Nuestro sistema económico exige que
ambos padres se levanten a «golpe de pito» y lleguen al trabajo
a la hora en punto, dispuestos a rendir y a comerse el
mundo. Y si alguien pretende acostumbrar a su jefe a posponer
la satisfacción de sus deseos, llegando cada día un
minuto más tarde, se encontrará a fin de mes con la desagradable sorpresa de que se lo descuentan del sueldo y no
le renuevan el contrato.
En cambio, cuando es nuestro hijo el que nos necesita sí
que podemos ir cada vez un minuto más tarde; incluso nos
intentan convencer de que tal retraso es razonable, deseable
y beneficioso para el bebé. De este modo, el contacto físico
y afectivo entre madre e hijo se ha visto con desconfianza y
desprecio, como un vicio que hay que erradicar: «No lo cojas
en brazos, que se malcría», «no lo duermas al pecho, que se
acostumbra», «no lo atiendas cuando llora, porque llora de
vicio», etcétera.
Asimismo, las canciones de cuna están prohibidas, aunque
todas las culturas las hayan tenido, aunque los más grandes
músicos las hayan compuesto, aunque recordemos aún
las que nos cantaba nuestra madre. La misma prohibición ha
caído sobre los cuentos para dormir, que ahora han de ser en
todo caso cuentos para no dormir, pues está permitido contarlos siempre y cuando el niño no se duerma con ellos y los
padres salgan de la habitación dejándolo despierto.

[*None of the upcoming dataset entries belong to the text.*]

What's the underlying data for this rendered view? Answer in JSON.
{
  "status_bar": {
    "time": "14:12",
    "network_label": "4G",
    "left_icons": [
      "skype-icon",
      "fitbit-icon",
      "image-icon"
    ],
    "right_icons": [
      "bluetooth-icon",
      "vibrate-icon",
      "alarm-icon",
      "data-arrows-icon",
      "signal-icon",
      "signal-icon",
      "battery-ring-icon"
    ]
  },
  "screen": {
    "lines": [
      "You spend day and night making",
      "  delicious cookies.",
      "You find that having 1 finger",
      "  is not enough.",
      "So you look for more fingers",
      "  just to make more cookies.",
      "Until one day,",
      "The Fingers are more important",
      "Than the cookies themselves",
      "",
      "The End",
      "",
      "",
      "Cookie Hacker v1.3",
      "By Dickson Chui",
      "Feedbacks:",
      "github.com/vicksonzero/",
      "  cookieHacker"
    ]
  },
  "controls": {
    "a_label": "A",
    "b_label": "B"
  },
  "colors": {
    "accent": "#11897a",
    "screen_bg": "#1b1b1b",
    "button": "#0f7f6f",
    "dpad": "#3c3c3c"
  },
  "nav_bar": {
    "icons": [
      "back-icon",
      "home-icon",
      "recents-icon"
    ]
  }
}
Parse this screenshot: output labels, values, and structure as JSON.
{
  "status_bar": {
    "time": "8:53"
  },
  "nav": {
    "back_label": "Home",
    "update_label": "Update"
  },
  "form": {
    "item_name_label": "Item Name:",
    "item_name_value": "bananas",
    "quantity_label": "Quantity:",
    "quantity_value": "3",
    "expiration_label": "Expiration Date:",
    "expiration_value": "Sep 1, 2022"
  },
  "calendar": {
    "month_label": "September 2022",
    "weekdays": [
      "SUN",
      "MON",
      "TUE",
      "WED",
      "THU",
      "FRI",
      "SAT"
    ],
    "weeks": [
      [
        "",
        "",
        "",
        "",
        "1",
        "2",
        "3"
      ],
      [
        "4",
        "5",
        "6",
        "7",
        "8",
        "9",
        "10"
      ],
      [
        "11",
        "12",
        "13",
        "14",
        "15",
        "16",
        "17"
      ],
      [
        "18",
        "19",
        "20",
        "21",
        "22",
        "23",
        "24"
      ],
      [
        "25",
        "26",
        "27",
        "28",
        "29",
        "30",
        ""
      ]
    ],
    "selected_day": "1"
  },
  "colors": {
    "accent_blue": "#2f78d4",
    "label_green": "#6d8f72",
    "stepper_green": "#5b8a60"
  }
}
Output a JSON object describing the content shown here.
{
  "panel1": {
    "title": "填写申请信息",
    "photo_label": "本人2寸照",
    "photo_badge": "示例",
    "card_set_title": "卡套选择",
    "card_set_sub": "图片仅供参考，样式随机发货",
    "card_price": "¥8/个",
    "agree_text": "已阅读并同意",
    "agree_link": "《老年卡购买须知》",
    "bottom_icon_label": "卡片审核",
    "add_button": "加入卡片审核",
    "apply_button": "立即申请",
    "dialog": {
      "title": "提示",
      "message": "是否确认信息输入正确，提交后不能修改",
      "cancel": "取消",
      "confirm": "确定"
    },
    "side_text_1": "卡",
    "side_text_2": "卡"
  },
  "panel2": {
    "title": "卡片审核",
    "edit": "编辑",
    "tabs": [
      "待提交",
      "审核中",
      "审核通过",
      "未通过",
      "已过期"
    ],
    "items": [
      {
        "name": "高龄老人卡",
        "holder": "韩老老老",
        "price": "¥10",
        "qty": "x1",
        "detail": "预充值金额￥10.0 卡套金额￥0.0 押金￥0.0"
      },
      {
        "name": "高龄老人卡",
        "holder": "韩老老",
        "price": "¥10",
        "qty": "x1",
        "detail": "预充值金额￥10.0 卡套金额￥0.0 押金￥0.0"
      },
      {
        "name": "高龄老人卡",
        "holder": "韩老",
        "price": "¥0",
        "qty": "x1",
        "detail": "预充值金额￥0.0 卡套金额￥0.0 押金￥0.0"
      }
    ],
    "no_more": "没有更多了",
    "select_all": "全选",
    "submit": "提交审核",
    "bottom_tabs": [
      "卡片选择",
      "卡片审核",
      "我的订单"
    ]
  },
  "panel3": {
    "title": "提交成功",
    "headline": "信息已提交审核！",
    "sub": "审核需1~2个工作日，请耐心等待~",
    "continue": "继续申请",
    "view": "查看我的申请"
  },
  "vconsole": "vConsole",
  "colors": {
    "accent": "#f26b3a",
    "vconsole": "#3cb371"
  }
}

Se ha querido organizar y reglamentar la vida de los niños
con criterios de disciplina y eficiencia industrial: alimentación
científicamente calculada, horarios fijos, poco contacto
humano. El sistema funciona perfectamente con pollos y
conejos, ¿por qué no han de engordar también los niños así
criados? Y si el niño, ¡oh, sorpresa!, llora, debe ser porque está
enfermo.
Y es que el llanto ya no se considera una señal de dolor
o una llamada de auxilio, sino, en el mejor de los casos, una
enfermedad mental, una alteración de la conducta (otra teoría
sostiene que de enfermedad nada, que el niño llora a propósito
para fastidiar). ¿Por qué, si no, habría de llorar un niño,
si no tiene hambre ni frío, si está feliz en su cunita sin que
los brazos de su madre le molesten? Se ha dicho a los padres
que su hijo tiene que dormir solo, toda la noche de un tirón,
desde muy tierna edad. Y el que no lo hace es porque tiene
«insomnio», insomnio que le durará toda la vida, por culpa
de los padres que le han consentido y malacostumbrado, que
no le han sabido «enseñar a dormir».
Los despertares normales de todos los niños son, por una
parte, más temidos, pues se les ha puesto la etiqueta de enfermedad (y de enfermedad grave, además), y por otra parte más difíciles de soportar, pues la madre no está autorizada a meterse a su hijo en la cama y darle teta, sino que está obligada a caminar por el pasillo y a acudir cada vez a otra habitación.
En definitiva: se ha creado un problema donde no lo había.»